Ads in Focus: Volkswagen, ‘Night Driving’ (2007)

Image source: https://www.youtube.com/watch?v=5J_r0aYiG3M (Accessed: 18 September 2025).[1] © Volkswagen

Originally broadcast in 2007, this television advertisement for Volkswagen, the German automotive giant, was the centrepiece of an advertising campaign that aimed to capture the quiet pleasure of driving at night.[2]

Throughout its 90-second duration, we follow its protagonist along a late-night drive through the deserted streets of Los Angeles.[3] Glimpses of the driver and his car are interspersed with shots of the buildings, intersections, and bridges that line his route, while a musical score by Cliff Martinez underpins an extract of Dylan Thomas’ 1954 BBC radio drama, Under Milk Wood, narrated by Richard Burton. The music and narration form an atmospheric soundtrack which furthers the advertisement’s contemplative mood.

There is little sign of human activity in this sleeping city, but the mechanisms and structures of modern civilisation remain. Traffic lights cycle through their sequences, fluorescent lights illuminate the interiors of commercial buildings, TV screens flicker with colour in empty rooms, and sprinklers hydrate the cool grass. Familiar spaces take on an unfamiliar, mysterious quality.

As we continue to follow the driver along his route while the soundtrack gradually builds, this sense of mystery grows stronger. A lone woman walks along the pavement, an unusual shadow glides across the front of a building, and an abandoned vehicle is seen engulfed in flames.

The car’s headlights illuminate the buildings and rooms that it passes, and it occasionally appears in reflections and through windows; these subtle interactions between the car and its environment establish a link between the product and the potential enjoyment of late-night driving. Brief exterior shots of the car, along with subtle bursts of diegetic sound as it rushes through tunnels and along highways, serve to reinforce this link.

At certain moments, the deserted city is seen from the driver’s first-person perspective, allowing the viewer to envisage a late-night drive of their own. The clearest shots of the car and its driver come at the end of the advertisement, with its end tag posing the question ‘When was the last time you just went for a drive?’ in Volkswagen’s familiar, Bauhaus-inspired typeface.

From a technical point of view, this advertisement’s most notable achievement is perhaps the fact that, despite its use of non-diegetic music, narration, diegetic sound, and a large variety of imagery, it maintains a calm and thoughtful mood.
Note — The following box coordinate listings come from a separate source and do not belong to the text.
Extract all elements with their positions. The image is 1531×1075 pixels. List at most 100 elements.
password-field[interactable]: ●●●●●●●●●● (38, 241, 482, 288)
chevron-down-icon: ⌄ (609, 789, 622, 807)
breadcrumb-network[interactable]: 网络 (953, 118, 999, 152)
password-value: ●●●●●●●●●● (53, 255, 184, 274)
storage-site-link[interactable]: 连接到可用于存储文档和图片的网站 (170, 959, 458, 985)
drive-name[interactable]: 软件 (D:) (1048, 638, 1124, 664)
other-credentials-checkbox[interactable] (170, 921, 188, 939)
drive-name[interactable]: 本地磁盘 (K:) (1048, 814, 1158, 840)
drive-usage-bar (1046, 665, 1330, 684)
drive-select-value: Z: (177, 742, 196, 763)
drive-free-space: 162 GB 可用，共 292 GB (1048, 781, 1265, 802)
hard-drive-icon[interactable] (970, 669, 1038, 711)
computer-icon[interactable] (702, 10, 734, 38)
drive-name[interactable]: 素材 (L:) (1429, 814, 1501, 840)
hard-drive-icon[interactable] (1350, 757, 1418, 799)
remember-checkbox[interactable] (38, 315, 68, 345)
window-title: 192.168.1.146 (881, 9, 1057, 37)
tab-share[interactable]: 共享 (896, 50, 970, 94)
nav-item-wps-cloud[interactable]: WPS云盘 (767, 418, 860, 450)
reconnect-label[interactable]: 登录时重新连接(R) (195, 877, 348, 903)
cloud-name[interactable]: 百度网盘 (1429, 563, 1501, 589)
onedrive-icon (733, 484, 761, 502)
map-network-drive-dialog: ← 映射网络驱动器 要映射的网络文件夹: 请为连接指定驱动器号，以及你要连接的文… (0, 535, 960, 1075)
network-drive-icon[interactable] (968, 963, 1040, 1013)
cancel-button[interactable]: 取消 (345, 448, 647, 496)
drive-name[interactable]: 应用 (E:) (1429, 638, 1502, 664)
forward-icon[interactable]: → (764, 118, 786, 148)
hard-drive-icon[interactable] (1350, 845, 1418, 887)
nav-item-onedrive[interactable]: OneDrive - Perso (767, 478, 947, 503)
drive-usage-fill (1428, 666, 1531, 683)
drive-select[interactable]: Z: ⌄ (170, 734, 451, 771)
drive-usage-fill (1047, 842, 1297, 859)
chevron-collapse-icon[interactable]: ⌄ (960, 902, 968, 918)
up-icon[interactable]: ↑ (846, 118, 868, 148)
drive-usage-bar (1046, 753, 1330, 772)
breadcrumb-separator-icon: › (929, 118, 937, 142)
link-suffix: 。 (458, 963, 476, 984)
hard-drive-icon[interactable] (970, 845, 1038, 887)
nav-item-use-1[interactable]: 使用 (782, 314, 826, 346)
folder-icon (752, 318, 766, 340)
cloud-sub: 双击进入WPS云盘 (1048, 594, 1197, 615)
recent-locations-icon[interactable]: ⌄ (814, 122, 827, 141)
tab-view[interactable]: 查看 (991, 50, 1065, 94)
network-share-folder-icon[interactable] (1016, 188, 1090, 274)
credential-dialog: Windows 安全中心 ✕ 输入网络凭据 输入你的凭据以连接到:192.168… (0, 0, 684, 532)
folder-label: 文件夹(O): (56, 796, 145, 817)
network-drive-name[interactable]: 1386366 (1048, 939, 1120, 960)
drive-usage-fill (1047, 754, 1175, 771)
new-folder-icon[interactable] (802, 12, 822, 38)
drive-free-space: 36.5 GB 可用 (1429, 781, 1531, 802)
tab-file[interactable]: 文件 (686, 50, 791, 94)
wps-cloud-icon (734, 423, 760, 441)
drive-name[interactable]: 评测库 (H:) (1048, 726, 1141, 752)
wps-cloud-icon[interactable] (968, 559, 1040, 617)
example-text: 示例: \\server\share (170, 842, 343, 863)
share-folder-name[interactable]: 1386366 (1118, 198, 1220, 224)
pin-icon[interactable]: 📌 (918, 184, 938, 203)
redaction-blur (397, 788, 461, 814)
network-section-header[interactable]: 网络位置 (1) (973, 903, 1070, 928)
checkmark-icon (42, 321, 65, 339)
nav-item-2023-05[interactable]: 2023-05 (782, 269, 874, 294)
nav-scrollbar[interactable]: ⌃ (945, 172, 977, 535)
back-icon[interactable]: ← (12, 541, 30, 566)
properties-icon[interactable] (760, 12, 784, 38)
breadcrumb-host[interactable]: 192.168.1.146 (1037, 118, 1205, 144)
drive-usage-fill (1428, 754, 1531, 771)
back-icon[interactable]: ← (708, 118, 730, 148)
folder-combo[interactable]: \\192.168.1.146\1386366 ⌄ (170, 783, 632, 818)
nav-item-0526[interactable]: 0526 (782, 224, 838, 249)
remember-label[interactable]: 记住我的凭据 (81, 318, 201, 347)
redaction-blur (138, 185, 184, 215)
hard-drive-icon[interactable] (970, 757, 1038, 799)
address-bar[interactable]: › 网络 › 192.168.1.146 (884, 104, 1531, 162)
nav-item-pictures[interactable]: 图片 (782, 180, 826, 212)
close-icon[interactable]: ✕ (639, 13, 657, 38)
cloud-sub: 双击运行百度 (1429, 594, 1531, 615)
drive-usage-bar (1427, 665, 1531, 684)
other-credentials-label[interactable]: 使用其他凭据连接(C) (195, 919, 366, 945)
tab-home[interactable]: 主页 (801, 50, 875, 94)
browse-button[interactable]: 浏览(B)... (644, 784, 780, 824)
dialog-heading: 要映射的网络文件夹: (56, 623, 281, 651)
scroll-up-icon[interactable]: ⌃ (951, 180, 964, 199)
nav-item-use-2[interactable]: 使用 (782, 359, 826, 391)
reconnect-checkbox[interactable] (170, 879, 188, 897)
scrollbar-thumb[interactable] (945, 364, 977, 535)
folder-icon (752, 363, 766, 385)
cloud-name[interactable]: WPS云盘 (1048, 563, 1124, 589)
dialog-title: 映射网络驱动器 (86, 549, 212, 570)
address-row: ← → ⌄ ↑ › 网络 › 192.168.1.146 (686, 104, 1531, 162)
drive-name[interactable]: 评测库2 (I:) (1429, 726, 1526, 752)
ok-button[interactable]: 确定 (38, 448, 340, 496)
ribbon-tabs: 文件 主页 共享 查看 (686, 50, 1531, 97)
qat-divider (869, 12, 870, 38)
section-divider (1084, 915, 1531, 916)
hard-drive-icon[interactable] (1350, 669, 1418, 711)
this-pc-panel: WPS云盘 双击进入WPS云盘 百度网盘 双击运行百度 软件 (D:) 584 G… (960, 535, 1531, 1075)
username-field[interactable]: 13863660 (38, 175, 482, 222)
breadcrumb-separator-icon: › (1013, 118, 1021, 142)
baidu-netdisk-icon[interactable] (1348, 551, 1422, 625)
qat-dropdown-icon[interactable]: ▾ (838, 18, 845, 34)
This is partly due to its relaxed pacing and partly due to the successful synchronisation of its visual and sonic elements.

The subtle breathing sounds at the beginning of its musical score, for example, match so perfectly with the opening shots of the driver waiting at the traffic lights as to be indistinguishable from them, and at certain moments, as Richard Burton’s narration of Under Milk Wood describes a sleeping town, particular details of the passage align almost perfectly with the on-screen imagery.

At the time of its broadcast, this advertisement was complemented by a series of poster and press advertisements that mirrored its urban night-time aesthetic.[3][2] In one of these images, the car’s headlights are projected onto an empty, unmade bed, echoing a similar scene from the television advertisement, while the corresponding text continues its narrative by proposing the idea of a recreational drive in the early hours of the morning.[2] An additional element of the campaign was a microsite on which users were able to produce their own version of the television advertisement using unseen footage.[3]

Volkswagen’s ‘Night Driving’ campaign, and in particular the television advertisement that served as its focal point, is an impressive example of how visual, textual, and sonic elements can be curated to form coherent and compelling narratives.

[1] See [2] for a higher-quality version of this advertisement.